Chapitre 1 : L'escalier qui n'avait pas le temps

Ce matin-là, Lina avait décidé d'être héroïque. Pas “combattre un dragon géant” héroïque. Plutôt “mettre de l'ordre dans une maison qui fait n'importe quoi” héroïque, ce qui, selon les adultes, était déjà du très haut niveau.

Tout avait commencé par un bruit étrange dans l'entrée : tac tac tac tac TAC. Comme si quelqu'un montait les marches… sans avoir de jambes.

Lina posa un pied sur la première marche. La marche, elle, fit l'inverse : elle remonta toute seule, comme si elle voulait l'avaler avec la maison.

— Hé ! protesta Lina en agitant les bras. On se calme !

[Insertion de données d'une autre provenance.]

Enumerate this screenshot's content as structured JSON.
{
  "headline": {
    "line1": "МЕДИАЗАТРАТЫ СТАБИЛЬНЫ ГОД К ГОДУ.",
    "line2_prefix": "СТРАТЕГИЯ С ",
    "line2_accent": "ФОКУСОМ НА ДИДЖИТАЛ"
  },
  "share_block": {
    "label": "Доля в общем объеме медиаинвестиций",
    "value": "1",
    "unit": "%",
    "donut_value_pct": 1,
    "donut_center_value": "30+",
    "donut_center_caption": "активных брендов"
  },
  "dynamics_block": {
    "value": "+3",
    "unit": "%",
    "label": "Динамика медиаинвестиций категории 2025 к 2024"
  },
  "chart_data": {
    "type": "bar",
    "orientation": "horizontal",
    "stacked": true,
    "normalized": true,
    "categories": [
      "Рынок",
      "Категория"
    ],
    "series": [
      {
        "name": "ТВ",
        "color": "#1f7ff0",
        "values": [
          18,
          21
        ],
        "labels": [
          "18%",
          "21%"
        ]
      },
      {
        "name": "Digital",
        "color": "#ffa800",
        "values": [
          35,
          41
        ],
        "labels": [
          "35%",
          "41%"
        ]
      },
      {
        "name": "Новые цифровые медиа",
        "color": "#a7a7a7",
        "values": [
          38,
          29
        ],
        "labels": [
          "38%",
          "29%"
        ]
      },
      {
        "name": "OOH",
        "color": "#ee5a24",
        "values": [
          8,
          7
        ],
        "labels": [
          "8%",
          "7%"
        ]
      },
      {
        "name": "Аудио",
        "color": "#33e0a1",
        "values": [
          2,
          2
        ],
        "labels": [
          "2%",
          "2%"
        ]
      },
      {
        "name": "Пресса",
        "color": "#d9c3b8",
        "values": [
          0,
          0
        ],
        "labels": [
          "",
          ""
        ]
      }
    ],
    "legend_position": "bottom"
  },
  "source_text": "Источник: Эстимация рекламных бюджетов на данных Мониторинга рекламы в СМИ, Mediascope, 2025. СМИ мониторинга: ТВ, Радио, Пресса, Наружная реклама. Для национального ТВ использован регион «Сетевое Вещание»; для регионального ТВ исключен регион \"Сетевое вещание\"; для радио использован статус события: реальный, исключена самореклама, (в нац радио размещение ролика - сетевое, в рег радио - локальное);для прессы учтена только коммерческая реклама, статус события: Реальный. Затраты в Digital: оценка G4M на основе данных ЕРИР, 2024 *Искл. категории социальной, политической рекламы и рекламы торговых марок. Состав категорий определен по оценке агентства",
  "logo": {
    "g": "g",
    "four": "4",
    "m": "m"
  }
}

L'escalier ne se calma pas. Il se mit à grimper plus vite. Les marches montaient et descendaient toutes seules, pressées comme des fourmis paniquées, avec un petit couinement de bois.

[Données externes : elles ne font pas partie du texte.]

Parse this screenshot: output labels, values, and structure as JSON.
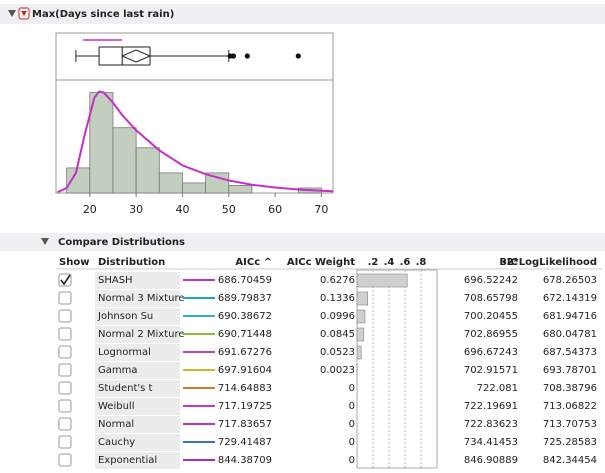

La porte du placard sous l'escalier s'entrouvrit, et une voix grinçante souffla :

— Il est en retard.

— Qui, “il” ? demanda Lina.

— L'escalier, voyons. Il court après la suite.

— La suite de quoi ?

— De lui-même.

Lina plissa les yeux. Ça ressemblait exactement à un problème de magie du quotidien : le genre de sort qui rate et qui décide ensuite de faire du sport.

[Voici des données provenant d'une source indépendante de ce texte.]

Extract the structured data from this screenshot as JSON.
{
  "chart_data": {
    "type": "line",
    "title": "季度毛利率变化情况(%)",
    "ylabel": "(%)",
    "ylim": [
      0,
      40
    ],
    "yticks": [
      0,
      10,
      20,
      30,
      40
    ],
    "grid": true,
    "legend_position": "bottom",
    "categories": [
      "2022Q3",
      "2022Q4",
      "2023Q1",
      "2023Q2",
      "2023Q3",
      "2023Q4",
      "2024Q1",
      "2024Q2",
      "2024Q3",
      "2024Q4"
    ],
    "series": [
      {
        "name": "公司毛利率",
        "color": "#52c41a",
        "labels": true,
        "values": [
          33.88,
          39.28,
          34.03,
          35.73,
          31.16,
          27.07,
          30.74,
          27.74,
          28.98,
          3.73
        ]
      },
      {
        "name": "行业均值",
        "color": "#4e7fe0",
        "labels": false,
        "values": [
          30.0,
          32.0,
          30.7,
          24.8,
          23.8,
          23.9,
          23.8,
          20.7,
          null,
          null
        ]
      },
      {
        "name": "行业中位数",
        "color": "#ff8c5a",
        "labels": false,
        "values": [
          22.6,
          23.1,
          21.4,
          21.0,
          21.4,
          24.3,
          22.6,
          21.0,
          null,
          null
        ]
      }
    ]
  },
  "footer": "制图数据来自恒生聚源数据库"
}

La maman de Lina passa la tête depuis la cuisine :

— Lina, tu as entendu ? On dirait que l'escalier… est nerveux.

Lina répondit, très honnête :

— Oui. Et je crois qu'il essaie de… s'enfuir par le haut.

— Eh bien, dit sa mère, fais attention. Et ne cours pas dans les escaliers.

— C'est lui qui court ! marmonna Lina.

Elle posa la main sur la rampe. Elle vibrait, comme un chat qui ronronne trop vite. Lina sentit une drôle d'énergie : ce n'était pas dangereux, mais ça chatouillait le bon sens.

— D'accord, annonça-t-elle à l'escalier. Ton objectif, c'est de me rendre malade ou de battre un record ?

L'escalier répondit à sa façon : il fit “clac clac clac” et tenta une petite accélération, comme si on venait de lui dire “top départ”.

Lina inspira. Aujourd'hui, son but du jour était clair : calmer un escalier pressé. Et elle allait y arriver. Parce qu'elle avait neuf ans, un esprit vif, et une très bonne raison : sinon, impossible de monter chercher ses chaussettes, qui vivaient au premier étage.

Chapitre 2 : Le plan très sérieux (et un peu ridicule)

Lina s'assit sur la première marche, pour montrer qu'elle n'avait pas peur. La marche fit un petit bond, surprise d'avoir une passagère.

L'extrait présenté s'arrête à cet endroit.